Some Thoughts: I’d heard of Reginald Lewis and been recommended this book a number of times in the past, but finally decided to pick this one up and learn the full story. This is a combination of biography interspersed with personal journals from Lewis written before his untimely passing.
Lewis lends his own account of his unlikely climb from Baltimore to the top of the financial world. This is a book about breaking down the barriers of entry in some of the most exclusive circles in education, law, and finance--and doing it as a Black man in America. As the title suggests, Lewis recognized the color of his own skin, but refused to be stopped by the challenges and inequalities structured before him. Before his diagnosis and death from brain cancer at age 50, Lewis would architect and complete (at the time) the largest international LBO in history coming in at just under $1Billion.
Review: A must read. 5/5
Did You Know: Reginald Lewis was the first person admitted to Harvard Law School without ever formally applying. In 1992, his $3 Million donation to HLS was the largest individual donation to the school at the time.

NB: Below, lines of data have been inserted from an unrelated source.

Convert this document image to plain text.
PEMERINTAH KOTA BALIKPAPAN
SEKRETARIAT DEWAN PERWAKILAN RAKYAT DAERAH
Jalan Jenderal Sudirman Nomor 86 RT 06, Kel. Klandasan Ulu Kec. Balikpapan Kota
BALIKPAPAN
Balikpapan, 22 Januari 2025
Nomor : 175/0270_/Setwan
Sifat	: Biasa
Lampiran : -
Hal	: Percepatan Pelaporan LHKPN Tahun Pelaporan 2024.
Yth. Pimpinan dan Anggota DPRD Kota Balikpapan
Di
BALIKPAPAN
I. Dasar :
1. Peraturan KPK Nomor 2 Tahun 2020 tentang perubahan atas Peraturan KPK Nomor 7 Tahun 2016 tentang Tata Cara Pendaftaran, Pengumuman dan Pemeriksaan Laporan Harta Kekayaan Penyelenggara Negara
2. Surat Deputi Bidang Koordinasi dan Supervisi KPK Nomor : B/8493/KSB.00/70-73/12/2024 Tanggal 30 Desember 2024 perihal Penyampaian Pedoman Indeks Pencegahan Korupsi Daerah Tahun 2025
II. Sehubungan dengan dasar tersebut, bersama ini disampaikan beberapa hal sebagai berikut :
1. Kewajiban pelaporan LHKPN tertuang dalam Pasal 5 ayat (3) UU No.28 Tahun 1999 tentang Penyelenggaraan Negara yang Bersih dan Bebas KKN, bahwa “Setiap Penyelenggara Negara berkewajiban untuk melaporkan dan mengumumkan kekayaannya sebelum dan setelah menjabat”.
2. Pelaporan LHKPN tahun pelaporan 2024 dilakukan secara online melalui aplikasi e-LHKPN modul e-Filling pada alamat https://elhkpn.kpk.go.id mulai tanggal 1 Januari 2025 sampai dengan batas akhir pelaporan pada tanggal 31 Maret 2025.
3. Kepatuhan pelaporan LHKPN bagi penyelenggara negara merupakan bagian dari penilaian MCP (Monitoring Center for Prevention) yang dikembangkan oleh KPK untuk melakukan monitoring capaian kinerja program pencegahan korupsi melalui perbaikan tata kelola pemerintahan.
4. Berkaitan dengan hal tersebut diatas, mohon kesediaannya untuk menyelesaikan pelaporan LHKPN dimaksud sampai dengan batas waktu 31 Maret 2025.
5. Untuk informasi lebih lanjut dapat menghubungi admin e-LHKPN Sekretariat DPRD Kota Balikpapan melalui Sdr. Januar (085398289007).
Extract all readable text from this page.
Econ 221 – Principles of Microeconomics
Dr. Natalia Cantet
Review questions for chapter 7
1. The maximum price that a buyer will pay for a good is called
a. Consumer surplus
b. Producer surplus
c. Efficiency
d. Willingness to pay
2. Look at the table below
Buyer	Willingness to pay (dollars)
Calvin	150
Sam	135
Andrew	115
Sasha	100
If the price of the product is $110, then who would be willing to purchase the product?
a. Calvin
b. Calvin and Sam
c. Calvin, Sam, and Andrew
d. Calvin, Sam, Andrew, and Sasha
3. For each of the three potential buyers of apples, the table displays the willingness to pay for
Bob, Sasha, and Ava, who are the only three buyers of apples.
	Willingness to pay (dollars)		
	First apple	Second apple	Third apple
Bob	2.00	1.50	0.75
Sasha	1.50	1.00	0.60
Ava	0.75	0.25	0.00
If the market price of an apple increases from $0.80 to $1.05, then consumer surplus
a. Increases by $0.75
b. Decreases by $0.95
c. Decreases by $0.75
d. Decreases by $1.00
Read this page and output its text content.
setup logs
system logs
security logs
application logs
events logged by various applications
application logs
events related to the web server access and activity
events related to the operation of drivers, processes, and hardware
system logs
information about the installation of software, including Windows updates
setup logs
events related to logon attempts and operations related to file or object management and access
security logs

“Designing Your Life” by Bill Burnett & Dave Evans
The Rundown: A collection of tools and resources for getting “unstuck” and reframing life’s challenges.
Some Thoughts: During my senior year at Stanford, I missed out on a popular course called “ME104B Designing Your Life” due to scheduling and over enrollment. Even though I didn’t get in the class (multiple times), the idea of applying design to life planning stuck with me. It’s something that I’ve contemplated and practiced more intentionally even since leaving university. Fast forward several years, I stumbled on this book for a second time and finally put it together that the professor from ME104B is the author. I picked this one up curious to see how my own life design principles, tools and approach I’ve developed over the years stacked up.
This was a fantastic and valuable short read. It’s filled with instructive and actionable tools and exercises for taking ownership of the life design process. The authors anchor this book in two core parts. First are the roles of health, work, play and love as life inventory metrics. The second is the combination of curiosity, bias to action, reframing, awareness, and radical collaboration as tools. I enjoyed this read and would recommend it to anyone who is trying to get “unstuck”, preparing to switch jobs or even just looking to be a bit more intentional about life.
Review: A valuable collection of tools and resources. 4/5
Did You Know: In the USA, more than 31 million people between the ages of forty-four and seventy desire an “encore” career for the latter half of life.